According to DBS economist Radhika Rao, the Indian Rupee (INR) has appreciated, with USD/INR easing towards the mid-94 handle, driven by improvements in India's balance of payments (BoP) and a decline in commodity prices [1]. The near-term outlook suggests the rupee could benefit further from BoP-accretive flows and continued lower commodity prices [1]. However, the downside for USD/INR is limited by the Reserve Bank of India's (RBI) moderation of its forward book (NDF maturities) and a firm US Dollar [1].
DBS expects that, over time, Indian authorities will resume absorbing incremental US dollar inflows to rebuild foreign exchange reserves, which could lead to a gradual upward trend in USD/INR [1]. The bank has revised its rate outlook to an extended pause for the year, reflecting a less aggressive stance on monetary tightening [1].

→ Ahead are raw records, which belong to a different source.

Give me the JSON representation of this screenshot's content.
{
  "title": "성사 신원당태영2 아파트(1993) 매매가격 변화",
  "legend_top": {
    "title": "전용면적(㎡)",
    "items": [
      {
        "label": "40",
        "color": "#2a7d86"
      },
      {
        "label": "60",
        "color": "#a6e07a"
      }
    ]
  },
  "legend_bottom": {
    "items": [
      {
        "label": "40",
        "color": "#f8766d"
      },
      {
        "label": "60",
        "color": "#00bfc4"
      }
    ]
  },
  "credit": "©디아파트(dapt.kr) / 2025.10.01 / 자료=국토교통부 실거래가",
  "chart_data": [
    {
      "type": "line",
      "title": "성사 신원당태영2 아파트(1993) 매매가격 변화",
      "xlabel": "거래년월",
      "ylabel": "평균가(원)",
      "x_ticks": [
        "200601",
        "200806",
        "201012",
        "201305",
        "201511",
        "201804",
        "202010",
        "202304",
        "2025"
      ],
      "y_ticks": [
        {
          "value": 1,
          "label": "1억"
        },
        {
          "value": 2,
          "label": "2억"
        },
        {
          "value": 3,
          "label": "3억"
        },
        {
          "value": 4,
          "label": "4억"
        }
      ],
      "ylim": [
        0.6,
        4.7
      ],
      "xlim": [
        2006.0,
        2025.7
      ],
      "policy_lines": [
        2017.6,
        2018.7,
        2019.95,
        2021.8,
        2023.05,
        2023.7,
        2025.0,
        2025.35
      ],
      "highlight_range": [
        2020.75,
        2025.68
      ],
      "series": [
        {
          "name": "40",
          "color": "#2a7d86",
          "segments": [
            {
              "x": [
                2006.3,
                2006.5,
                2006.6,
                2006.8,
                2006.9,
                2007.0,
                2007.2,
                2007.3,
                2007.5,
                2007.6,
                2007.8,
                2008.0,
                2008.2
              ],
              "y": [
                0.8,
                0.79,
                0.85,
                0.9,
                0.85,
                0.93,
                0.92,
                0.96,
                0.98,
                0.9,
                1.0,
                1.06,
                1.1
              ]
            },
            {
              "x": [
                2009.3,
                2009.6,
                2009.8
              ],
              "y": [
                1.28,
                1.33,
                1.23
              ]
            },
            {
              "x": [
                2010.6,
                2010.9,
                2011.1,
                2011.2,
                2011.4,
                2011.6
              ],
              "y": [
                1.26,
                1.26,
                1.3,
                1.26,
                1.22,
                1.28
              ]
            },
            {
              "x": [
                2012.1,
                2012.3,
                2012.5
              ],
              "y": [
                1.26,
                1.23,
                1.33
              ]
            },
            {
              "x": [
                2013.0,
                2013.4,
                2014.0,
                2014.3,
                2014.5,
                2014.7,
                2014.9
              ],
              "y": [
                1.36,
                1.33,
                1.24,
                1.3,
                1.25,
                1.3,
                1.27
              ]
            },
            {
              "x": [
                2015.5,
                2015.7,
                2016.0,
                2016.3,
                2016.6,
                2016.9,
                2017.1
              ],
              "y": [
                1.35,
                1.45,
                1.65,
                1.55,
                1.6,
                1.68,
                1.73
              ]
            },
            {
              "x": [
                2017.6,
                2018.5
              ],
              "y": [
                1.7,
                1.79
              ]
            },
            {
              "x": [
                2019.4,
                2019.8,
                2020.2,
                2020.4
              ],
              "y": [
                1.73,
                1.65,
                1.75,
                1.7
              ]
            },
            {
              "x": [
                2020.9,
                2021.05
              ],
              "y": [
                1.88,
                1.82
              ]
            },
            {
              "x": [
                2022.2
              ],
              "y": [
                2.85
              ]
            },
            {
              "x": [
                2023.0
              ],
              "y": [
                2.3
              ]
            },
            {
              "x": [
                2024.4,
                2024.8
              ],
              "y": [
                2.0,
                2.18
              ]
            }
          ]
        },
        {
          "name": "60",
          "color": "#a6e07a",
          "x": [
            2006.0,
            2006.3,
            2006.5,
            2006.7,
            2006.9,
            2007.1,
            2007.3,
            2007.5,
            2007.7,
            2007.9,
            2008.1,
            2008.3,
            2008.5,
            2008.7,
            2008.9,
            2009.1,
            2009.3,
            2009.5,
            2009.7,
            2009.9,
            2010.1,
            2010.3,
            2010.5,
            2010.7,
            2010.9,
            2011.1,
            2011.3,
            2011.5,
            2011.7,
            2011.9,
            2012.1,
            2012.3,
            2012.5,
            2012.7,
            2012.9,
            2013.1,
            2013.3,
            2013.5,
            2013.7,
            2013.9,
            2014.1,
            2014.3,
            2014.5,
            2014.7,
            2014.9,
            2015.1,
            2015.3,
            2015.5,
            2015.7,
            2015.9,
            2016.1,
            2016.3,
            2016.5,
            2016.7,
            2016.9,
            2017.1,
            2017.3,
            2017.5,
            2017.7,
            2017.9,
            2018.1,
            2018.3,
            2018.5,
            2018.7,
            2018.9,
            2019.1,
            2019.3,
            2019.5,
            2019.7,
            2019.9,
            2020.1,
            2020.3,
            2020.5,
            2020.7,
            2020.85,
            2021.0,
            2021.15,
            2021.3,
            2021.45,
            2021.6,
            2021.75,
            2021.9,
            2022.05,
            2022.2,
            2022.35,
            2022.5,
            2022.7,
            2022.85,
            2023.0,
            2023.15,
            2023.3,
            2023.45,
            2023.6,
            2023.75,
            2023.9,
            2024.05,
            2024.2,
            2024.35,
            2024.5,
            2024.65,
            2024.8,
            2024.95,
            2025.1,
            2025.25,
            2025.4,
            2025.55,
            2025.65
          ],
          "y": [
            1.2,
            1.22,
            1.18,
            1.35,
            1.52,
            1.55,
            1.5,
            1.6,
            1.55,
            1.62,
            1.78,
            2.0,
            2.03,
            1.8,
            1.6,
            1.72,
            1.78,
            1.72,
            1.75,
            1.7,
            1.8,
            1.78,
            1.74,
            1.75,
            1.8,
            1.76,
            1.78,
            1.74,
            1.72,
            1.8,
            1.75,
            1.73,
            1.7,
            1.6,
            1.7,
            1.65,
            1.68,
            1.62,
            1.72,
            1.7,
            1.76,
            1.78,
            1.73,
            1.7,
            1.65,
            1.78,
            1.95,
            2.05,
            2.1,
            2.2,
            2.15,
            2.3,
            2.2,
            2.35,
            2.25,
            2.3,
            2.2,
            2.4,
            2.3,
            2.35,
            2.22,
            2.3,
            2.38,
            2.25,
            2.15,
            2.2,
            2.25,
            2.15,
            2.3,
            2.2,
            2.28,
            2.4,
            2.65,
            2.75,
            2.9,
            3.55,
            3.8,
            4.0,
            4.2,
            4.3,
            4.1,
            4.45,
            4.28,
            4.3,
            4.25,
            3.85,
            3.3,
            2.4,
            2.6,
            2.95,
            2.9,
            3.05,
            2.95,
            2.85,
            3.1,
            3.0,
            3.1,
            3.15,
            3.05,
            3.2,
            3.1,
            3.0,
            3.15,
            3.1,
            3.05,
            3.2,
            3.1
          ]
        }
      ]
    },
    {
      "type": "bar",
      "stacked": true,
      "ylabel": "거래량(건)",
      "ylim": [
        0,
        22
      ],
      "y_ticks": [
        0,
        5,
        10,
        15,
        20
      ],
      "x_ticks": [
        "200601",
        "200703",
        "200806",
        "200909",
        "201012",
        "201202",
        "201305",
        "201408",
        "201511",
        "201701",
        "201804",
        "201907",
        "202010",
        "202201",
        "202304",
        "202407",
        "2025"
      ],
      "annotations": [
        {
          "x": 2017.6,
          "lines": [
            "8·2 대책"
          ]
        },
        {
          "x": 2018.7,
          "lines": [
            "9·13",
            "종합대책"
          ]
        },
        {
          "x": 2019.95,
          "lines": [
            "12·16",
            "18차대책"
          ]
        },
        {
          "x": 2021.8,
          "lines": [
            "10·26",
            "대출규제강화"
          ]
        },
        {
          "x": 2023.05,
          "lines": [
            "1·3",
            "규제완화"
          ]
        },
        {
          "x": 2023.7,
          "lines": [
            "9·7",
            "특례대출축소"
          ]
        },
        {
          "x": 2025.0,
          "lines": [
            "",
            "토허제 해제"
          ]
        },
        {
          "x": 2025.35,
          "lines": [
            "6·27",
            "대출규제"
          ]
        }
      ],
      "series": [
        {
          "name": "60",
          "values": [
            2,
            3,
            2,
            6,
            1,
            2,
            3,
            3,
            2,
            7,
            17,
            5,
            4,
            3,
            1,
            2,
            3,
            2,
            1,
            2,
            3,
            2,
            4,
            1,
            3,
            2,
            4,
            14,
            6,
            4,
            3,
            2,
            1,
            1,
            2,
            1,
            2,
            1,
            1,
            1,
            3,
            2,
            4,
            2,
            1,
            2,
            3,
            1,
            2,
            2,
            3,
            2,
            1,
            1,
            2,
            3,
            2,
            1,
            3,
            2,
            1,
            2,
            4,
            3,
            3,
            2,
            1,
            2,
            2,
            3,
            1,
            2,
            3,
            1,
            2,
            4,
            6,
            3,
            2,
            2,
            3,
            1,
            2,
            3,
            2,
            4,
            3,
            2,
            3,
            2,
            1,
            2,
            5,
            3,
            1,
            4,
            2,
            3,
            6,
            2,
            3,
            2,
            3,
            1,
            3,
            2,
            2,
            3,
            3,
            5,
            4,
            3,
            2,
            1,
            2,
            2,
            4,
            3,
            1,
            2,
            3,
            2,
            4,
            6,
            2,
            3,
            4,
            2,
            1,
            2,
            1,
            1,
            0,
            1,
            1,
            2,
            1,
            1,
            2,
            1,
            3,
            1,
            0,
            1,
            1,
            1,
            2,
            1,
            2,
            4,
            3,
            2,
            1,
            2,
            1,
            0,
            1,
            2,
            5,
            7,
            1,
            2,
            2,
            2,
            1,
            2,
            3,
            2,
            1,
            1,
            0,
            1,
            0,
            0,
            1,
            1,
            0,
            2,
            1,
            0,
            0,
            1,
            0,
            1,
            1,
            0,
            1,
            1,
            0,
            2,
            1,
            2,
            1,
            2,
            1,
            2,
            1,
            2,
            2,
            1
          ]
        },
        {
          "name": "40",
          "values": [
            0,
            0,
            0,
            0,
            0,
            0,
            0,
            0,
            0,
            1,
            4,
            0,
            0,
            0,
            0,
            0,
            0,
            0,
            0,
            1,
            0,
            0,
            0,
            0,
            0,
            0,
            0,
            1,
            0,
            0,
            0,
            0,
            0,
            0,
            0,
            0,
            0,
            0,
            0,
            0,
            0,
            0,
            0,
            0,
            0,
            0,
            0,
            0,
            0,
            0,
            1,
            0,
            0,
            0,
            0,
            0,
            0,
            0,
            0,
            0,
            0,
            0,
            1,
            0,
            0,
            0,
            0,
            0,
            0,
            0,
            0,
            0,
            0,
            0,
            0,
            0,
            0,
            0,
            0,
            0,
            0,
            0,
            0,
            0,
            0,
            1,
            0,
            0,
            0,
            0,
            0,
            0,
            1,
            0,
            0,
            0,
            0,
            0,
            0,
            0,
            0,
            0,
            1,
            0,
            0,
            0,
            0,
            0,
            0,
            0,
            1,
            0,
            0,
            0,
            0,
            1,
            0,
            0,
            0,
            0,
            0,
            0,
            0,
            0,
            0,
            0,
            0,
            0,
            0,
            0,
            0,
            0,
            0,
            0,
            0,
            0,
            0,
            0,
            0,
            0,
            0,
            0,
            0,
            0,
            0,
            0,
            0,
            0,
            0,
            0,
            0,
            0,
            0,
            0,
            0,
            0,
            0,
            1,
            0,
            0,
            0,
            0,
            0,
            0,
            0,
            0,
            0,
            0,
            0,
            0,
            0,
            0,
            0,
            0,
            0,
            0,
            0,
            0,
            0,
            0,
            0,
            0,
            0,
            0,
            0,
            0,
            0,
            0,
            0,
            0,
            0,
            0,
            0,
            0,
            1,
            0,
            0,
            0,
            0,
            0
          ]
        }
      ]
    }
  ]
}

Domestic bond yields have declined across the curve, attributed to the correction in oil prices and supportive commentary from the RBI in the past week [1]. Expectations for rate hikes have been scaled back following dovish signals from the June Monetary Policy Committee (MPC) minutes and recent remarks by the RBI Governor, who indicated that discussions of rate hikes were premature and would have been signaled by a shift to a tightening stance in June if warranted [1].
CONCLUSION
The Indian Rupee has strengthened on the back of improved BoP and lower commodity prices, with further near-term gains possible. However, the RBI's cautious stance and a firm US Dollar may limit further appreciation, and a gradual upward trend in USD/INR is expected over time.